I closed my eyes and surprisingly, the massive storm was calm. Everything (emotional, mental, and physical being) in my body was quiet. It was that kind of peace that I’ve been yearning for and right there, on that beach, I had it. I began realising that I was one with my body, as if my soul just…mended. Take it from me that the most difficult thing to do is actually loving yourself and believe that all your flaws are stitched together with good intentions. You can’t keep seeing yourself as the enemy and start accepting yourself for who you really are.
That’s what I told myself as I sat there on the warm, soft sand. ‘You can and you will ; you got this‘. I was in the most utterly contented moment with me, myself and I. It was that time at the beach that I found out that I grew as a person. For me, at least, it was the kind of different where it changes you to be better.

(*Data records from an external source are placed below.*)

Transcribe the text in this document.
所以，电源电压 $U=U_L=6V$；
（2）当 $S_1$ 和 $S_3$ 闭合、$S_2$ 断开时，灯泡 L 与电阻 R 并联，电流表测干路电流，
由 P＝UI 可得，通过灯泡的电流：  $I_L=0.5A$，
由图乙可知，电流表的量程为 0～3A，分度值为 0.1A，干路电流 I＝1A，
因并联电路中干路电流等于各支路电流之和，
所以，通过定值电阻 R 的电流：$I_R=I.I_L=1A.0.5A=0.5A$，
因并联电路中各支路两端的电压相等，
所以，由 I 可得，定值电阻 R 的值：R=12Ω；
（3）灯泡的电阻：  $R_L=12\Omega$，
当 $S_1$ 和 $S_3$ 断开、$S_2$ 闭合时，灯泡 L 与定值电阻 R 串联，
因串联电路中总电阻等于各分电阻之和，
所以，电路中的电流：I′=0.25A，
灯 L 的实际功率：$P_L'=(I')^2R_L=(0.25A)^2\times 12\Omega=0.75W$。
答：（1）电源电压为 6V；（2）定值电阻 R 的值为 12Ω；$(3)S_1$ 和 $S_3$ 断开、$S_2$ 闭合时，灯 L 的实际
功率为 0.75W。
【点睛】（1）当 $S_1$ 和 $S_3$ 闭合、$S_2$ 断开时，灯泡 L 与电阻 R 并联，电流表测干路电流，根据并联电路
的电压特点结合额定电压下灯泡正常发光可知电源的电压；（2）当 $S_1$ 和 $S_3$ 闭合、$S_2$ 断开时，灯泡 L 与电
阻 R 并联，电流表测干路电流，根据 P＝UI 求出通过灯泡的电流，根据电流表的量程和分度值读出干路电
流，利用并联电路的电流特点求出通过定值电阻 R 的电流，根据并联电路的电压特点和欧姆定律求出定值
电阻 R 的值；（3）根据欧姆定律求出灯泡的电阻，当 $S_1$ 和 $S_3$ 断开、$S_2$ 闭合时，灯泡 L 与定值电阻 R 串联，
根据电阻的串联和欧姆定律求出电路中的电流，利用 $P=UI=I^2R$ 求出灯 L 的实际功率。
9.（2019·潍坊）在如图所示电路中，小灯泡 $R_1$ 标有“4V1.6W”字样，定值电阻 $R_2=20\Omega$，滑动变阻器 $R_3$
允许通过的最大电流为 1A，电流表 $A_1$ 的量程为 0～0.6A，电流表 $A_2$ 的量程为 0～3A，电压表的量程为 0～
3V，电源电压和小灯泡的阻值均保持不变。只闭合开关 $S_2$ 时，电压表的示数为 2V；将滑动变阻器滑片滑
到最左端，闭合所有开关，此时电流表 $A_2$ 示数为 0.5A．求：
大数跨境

Like Haruki Murakami once wrote in Kafta On The Shore (a book that I still have yet to buy and read),
“Sometimes fate is like a small sandstorm that keeps changing directions. You change direction but the sandstorm chases you. You turn again, but the storm adjusts. Over and over you play this out, like some ominous dance with death just before dawn. Why? Because this storm isn’t something that blew in from far away, something that has nothing to do with you. This storm is you. Something inside of you. So all you can do is give in to it, step right inside the storm, closing your eyes and plugging up your ears so the sand doesn’t get in, and walk through it, step by step. There’s no sun there, no moon, no direction, no sense of time. Just fine white sand swirling up into the sky like pulverized bones. That’s the kind of sandstorm you need to imagine.
An you really will have to make it through that violent, metaphysical, symbolic storm. No matter how metaphysical or symbolic it might be, make no mistake about it: it will cut through flesh like a thousand razor blades. People will bleed there, and you will bleed too. Hot, red blood. You’ll catch that blood in your hands, your own blood and the blood of others.
And once the storm is over you won’t remember how you made it through, how you managed to survive. You won’t even be sure, in fact, whether the storm is really over. But one thing is certain. When you come out of the storm you won’t be the same person who walked in. That’s what this storm’s all about.”